Phishing scams have always been a part of my ECC experience. Although the ones I have encountered have been clear to me that they are fake and shouldn’t be answered, the email my mom described was something I had never experienced before.

This one seemed to be more targeted, a wanting of information, something that can give the hacker an idea of who the person is and what they can do with their information.

According to a recent El Camino article on email scams, Information Security Specialist Paul Yoder brought up three types of typical email attacks that can occur by email, one of them being Pure Phishing, in which a scammer asks individuals they email for personal information, like a phone number.

After sending an email response, my mom continued to look through her emails.

That was until she got a suspicious text message on her phone.

Demands began to be sent to her phone, asking her to go to the store and fulfill their requests, but to no avail. My mom closed the text messages and began questioning what had just happened.

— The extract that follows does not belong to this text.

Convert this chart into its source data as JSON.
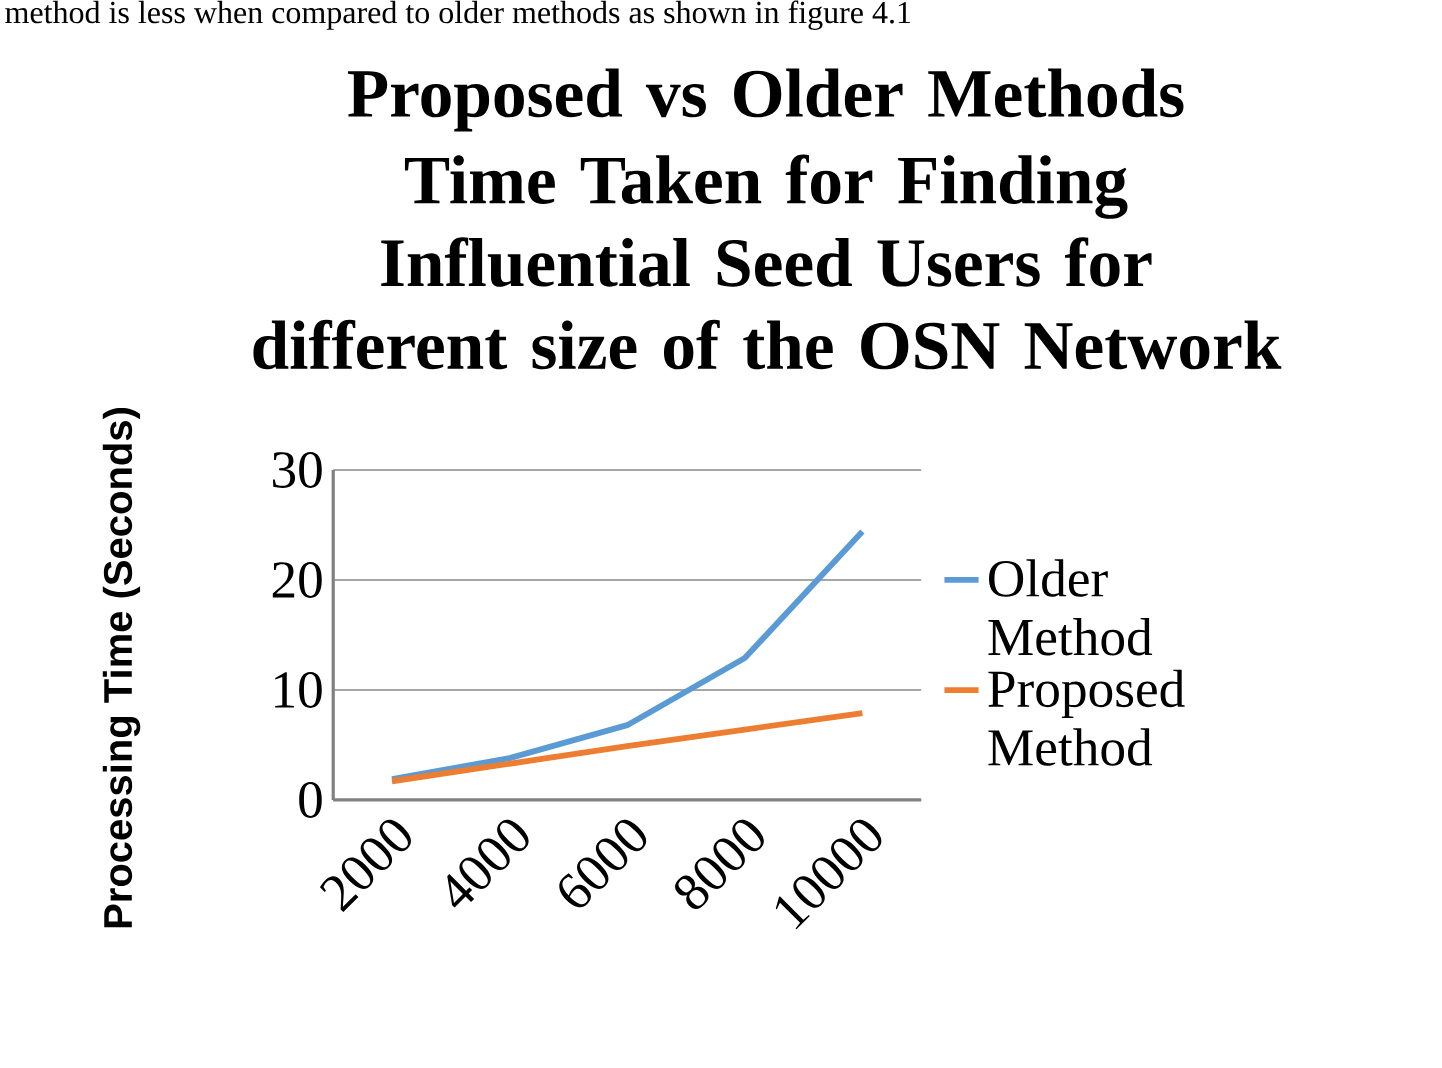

She began looking into where the phone number area code originated from, and after doing a quick Google search, found out it was from Northern California.

Knowing this was most likely not her boss, she began looking back at the email she was sent. She then realized that the email address wasn’t from her boss.

She said that the email address the scammer used did not have the school’s “.edu” in the username portion of the address. Instead, the email itself came from a Gmail account.

After seeing the detail she missed, my mom reported the email from her El Camino issued laptop, then reported to Shankweiler about the events that transpired.

I felt bad for my mom after what had happened. You never want to see a family member go through something that can put their information and potentially their life in jeopardy.

Although the scammer only got away with a phone number, I still worried about her number being used to get more information about her, but fortunately nothing has happened since.

Scams can occur in anyone’s email and any time of the day, asking for personal information that they can use to better themselves. That is why it is important to learn what email scams look like to keep yourself from responding to one.

Her advice parallels what El Camino’s Information Technology Services (ITS) advises students to do if they ever receive an email that they think is a scam.

According to an email from ITS, “legitimate ECC email addresses end with @elcamino.edu (although this can be forged).”

It is also recommended to keep an eye on the email’s content and what it is asking for.

The ITS email also said to “be highly suspicious of any email asking you to do something unusual right away or when the individual is refusing to have a phone conversation about said emergency.”

Students at ECC can report scam emails they receive to ITS, as there are multiple ways to do this, according to the ITS Phishing and Spam User Mitigation Guide.

Although emailing as a concept looks really safe, it can lead to some uncomfortable situations if not careful. Stay safe when answering emails, you never know if someone on the other computer is actually trying to scam you.